H&E patches with corresponding segmentation and classification masks

In the 'data_40x/data' folder, we provide:

• 'images.zip': H&E patches for all the slides together, using slide-id_patch-id identification.
• 'masks_slides' folder: Contains a 'masks_slide-id.npz' file for each slide containing segmentation and cell type classification masks, formatted identically to those in PanNuke.
• 'annot_dicts_ct_1' folder: Contains the 'label2cat.json' dictionary which maps the final cell labels in sdata to categories in the classification masks, the 'cat2color.json' dictionary which maps each category in the masks to a plotting color for visual inspection, and the 'cat2idx.json' dictionary which maps each category to its corresponding index position within the mask.
• 'masks_cell_ids_nuclei.zip': Segmentation masks for all the slides together, assigning to each pixel the cell ID corresponding to its nucleus.
• 'pretrained_CellViT_mask_preds' folder: Contains a 'instance_map_predictions_slide-id.h5' file for each slide with the predicted segmentation for each patch using the pre-trained CellViT model.

Data for CellViT fine-tuning

For the global dataset, the following element can be found in the 'data_40x/data' folder:

• 'cell_count.csv': Table summarizing, for each patch_id across all slides, the nucleus count per cell type.

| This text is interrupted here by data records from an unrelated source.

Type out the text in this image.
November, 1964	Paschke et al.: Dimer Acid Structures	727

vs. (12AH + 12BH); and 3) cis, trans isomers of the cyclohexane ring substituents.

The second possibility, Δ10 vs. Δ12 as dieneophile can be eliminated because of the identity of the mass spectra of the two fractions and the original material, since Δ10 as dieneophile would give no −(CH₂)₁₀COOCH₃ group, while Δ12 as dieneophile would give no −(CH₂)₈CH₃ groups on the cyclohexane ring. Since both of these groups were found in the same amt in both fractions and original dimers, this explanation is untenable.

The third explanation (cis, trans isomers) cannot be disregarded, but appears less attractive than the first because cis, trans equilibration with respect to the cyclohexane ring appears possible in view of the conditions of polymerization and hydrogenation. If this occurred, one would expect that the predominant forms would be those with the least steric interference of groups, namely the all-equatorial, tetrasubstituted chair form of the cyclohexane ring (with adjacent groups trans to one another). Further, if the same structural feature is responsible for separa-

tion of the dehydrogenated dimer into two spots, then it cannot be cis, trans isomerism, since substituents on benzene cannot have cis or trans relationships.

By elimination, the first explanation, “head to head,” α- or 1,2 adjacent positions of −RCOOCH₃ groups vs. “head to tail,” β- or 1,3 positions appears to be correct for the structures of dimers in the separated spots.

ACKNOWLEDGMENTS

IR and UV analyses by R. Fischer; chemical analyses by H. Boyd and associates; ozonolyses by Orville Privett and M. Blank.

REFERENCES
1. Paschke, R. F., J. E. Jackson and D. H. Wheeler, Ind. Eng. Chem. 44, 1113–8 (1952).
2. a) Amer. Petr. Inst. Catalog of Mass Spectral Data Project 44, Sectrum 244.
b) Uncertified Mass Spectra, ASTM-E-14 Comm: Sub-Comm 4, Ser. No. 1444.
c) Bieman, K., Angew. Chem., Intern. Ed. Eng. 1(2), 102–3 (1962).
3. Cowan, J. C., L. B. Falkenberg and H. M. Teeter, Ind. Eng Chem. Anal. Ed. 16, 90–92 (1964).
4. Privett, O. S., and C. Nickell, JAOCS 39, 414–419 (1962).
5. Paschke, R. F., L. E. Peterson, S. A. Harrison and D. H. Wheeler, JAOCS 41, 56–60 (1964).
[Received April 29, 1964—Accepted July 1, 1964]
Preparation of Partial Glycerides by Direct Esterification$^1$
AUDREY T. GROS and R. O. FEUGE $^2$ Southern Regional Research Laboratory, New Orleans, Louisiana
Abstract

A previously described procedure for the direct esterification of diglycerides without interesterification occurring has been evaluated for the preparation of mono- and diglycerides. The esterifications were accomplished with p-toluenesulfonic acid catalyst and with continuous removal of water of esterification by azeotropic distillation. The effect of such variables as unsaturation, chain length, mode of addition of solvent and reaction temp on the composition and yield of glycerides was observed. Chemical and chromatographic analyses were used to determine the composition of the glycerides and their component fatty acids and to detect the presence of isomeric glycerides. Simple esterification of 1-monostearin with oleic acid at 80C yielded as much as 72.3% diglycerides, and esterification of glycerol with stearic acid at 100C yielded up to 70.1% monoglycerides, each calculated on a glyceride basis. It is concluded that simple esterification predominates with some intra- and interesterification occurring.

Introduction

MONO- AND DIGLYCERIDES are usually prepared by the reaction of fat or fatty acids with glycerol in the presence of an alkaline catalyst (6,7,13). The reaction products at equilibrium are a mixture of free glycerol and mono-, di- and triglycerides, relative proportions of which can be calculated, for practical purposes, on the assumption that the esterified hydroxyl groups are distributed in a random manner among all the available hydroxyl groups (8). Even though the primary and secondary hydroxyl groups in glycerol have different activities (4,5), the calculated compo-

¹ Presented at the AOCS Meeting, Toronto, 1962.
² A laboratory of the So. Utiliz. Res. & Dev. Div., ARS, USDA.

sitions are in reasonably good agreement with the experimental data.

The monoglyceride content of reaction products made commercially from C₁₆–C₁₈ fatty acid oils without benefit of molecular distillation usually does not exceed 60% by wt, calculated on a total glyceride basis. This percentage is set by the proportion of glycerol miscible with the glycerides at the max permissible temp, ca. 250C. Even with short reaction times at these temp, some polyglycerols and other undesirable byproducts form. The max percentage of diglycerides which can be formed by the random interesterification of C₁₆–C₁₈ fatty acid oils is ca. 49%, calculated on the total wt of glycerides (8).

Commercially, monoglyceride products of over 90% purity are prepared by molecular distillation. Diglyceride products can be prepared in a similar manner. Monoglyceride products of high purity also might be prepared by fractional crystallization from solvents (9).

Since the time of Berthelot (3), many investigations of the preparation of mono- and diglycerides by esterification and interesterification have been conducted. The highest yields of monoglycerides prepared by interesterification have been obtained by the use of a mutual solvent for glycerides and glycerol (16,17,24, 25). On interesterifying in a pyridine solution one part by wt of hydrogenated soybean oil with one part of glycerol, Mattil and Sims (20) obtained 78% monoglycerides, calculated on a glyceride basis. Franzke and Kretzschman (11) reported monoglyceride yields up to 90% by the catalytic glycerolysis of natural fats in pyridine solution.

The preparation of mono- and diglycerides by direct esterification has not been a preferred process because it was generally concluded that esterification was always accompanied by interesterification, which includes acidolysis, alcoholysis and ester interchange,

It follows the same format as the cell_count.csv file provided by the CellViT authors.
• 'labels.zip': Segmentation and classification masks for all slides. Unlike the previous masks.npz files, this format follows the CellViT convention, which separates the original mask into an instance mask and a cell type mask.
• 'patch_metrics.csv': Table presenting the evaluation metrics for each mask, using Dice coefficient, Jaccard index, and Panoptic Quality, and comparing with the predicted masks from the pre-trained CellViT model.
• 'types.csv': Table giving the tissue type for each patch.

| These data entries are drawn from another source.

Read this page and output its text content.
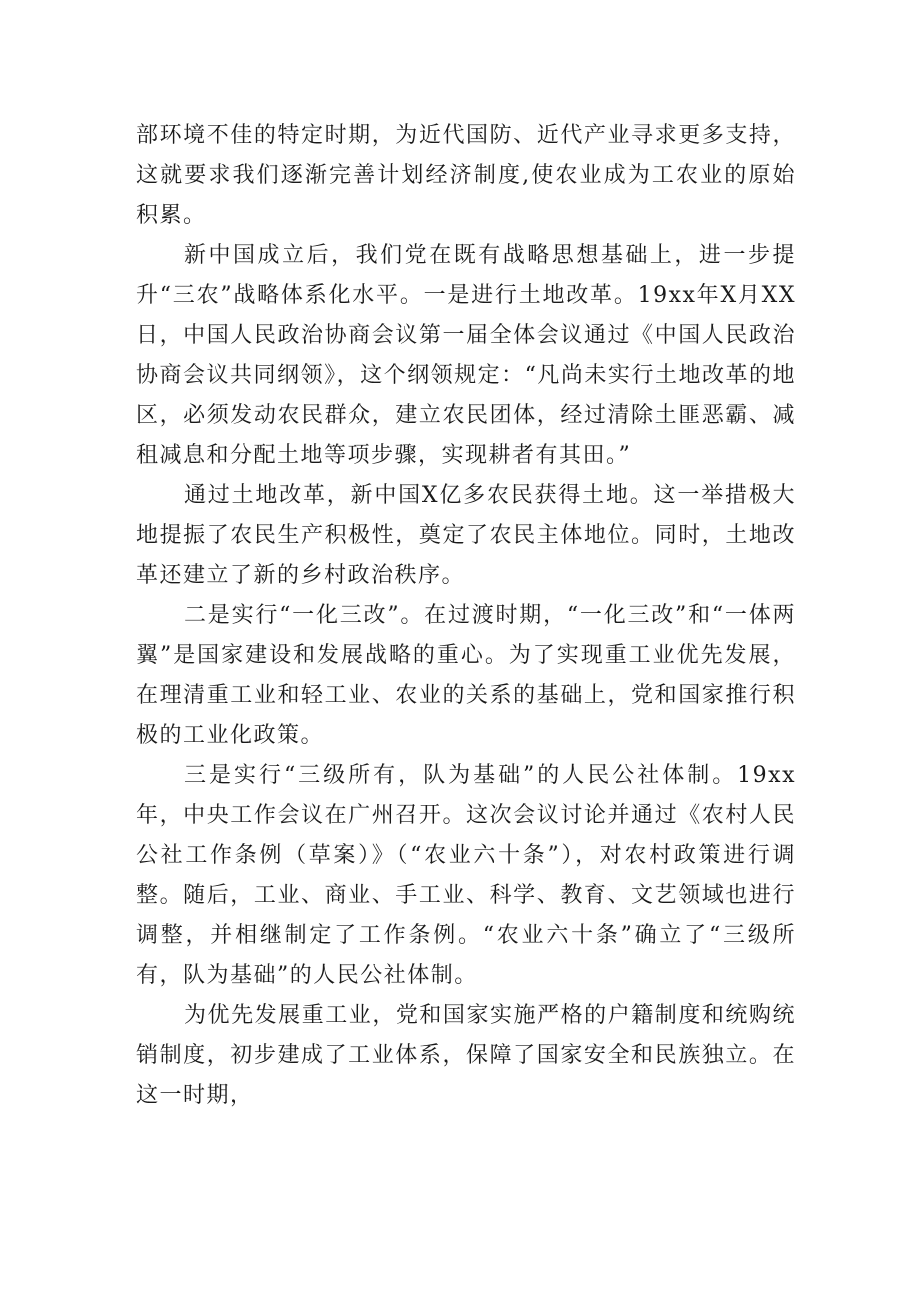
部环境不佳的特定时期，为近代国防、近代产业寻求更多支持，这就要求我们逐渐完善计划经济制度,使农业成为工农业的原始积累。

新中国成立后，我们党在既有战略思想基础上，进一步提升“三农”战略体系化水平。一是进行土地改革。19xx年X月XX日，中国人民政治协商会议第一届全体会议通过《中国人民政治协商会议共同纲领》，这个纲领规定：“凡尚未实行土地改革的地区，必须发动农民群众，建立农民团体，经过清除土匪恶霸、减租减息和分配土地等项步骤，实现耕者有其田。”

通过土地改革，新中国X亿多农民获得土地。这一举措极大地提振了农民生产积极性，奠定了农民主体地位。同时，土地改革还建立了新的乡村政治秩序。

二是实行“一化三改”。在过渡时期，“一化三改”和“一体两翼”是国家建设和发展战略的重心。为了实现重工业优先发展，在理清重工业和轻工业、农业的关系的基础上，党和国家推行积极的工业化政策。

三是实行“三级所有，队为基础”的人民公社体制。19xx年，中央工作会议在广州召开。这次会议讨论并通过《农村人民公社工作条例（草案）》（“农业六十条”），对农村政策进行调整。随后，工业、商业、手工业、科学、教育、文艺领域也进行调整，并相继制定了工作条例。“农业六十条”确立了“三级所有，队为基础”的人民公社体制。

为优先发展重工业，党和国家实施严格的户籍制度和统购统销制度，初步建成了工业体系，保障了国家安全和民族独立。在这一时期，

Two fine-tuning have been done with detailed or grouped cell type classes. We provide for each fine-tuning in 'data_40x/finetuning_CellViT_detailed' or 'data_40x/finetuning_CellViT_grouped' folders:

• 'cell_count_train.csv', 'cell_count_valid.csv', and 'cell_count_test.csv': Split versions of the cell_count file indicating which patch belongs to the train, validation, or test sets.
• 'dataset_config.yaml' and 'weight_config.yaml': Configuration files required for fine-tuning CellViT.

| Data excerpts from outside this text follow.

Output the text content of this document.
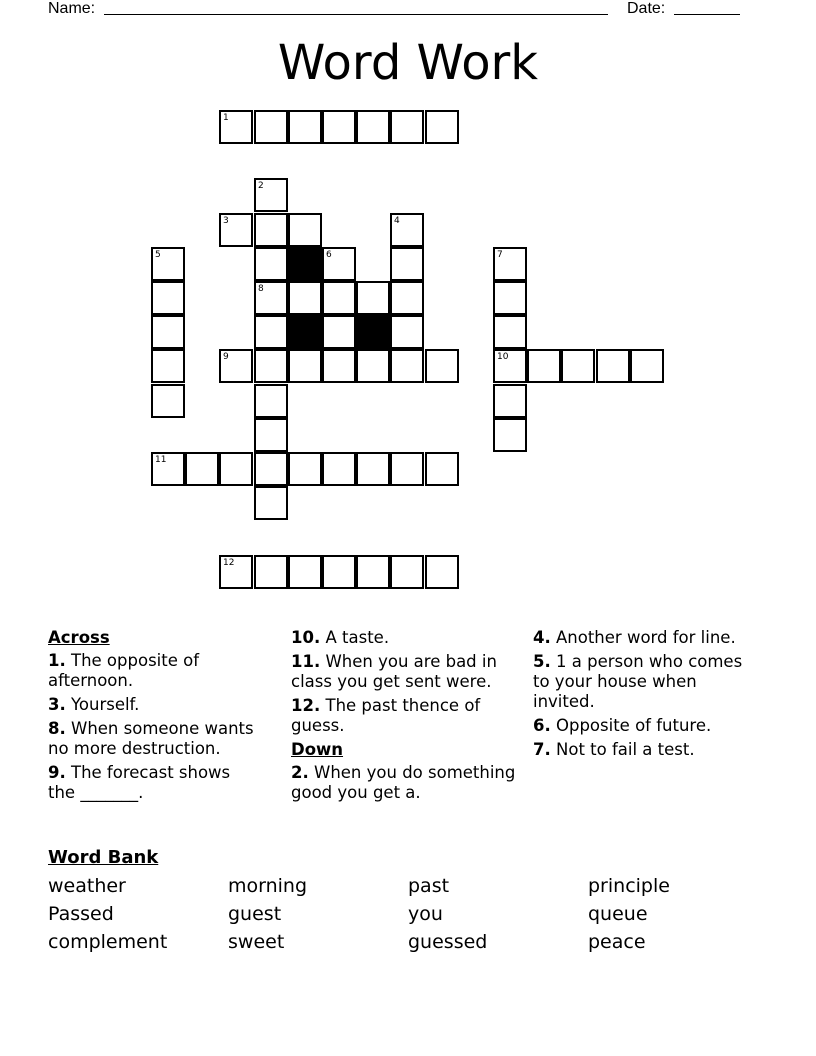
Name:	Date:
Word Work
1
2
3	4
5	6	7
8
9	10
11
12
Across
1. The opposite of afternoon.
3. Yourself.
8. When someone wants no more destruction.
9. The forecast shows the _______.
10. A taste.
11. When you are bad in class you get sent were.
12. The past thence of guess.
Down
2. When you do something good you get a.
4. Another word for line.
5. 1 a person who comes to your house when invited.
6. Opposite of future.
7. Not to fail a test.
Word Bank
weather	morning	past	principle
Passed	guest	you	queue
complement	sweet	guessed	peace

CellViT fine-tuning outputs

In each fine-tuning directory ('data_40x/finetuning_CellViT_detailed' or 'data_40x/finetuning_CellViT_grouped'), the subfolder 'output' contains all results from the fine-tuning and evaluation processes:

• 'config.yaml': Configuration file used for CellViT fine-tuning.
• 'logs.log.1–5': Log files for fine-tuning.
• 'checkpoint_n.pth': Checkpoint for the best model with n the corresponding epoch number.
• 'inference_results.json': File containing inference results on the test set.
• 'inference.log': Log file for inference.

Analysis of the fine-tuned CellViT models

For each fine-tuning, the resulting model was applied to all slides. Results can be found in the 'data_40x/finetuning_CellViT_detailed/finetuned_model_analysis' or 'data_40x/finetuning_CellViT_grouped/finetuned_model_analysis' folders, that contain a subfolder for each slide id with the following files:

• 'config.yaml': Configuration from the fine-tuning.
• 'inference_results.json': Prediction results.
• 'inference.log': Log file for inference.
• 'inference_instance_map_predictions.h5': Predicted segmentation mask for each patch for all the slides.
• 'cell_features_cellvit.npy': Nucleus embeddings for each cell using the given fine-tuned CellViT model as encoder.
• 'pixel_class_gt_mask.pth': The pixel count for each cell type category for each nucleus using Xenium based segmentation mask instead of the predicted one.

Additionnal data

All analyses were conducted on H&E patches at 40x resolution. However, 'images.zip', 'labels.zip', 'masks_cell_i-ds_nuclei.zip', 'instance_map_predictions_all_slides.h5' (segmentation prediction using pre-trained CellViT), 'patch_metrics.csv', 'cell_count.csv', and 'types.csv' are also provided at 20x resolution in 'data_20x/data' folder for research purposes.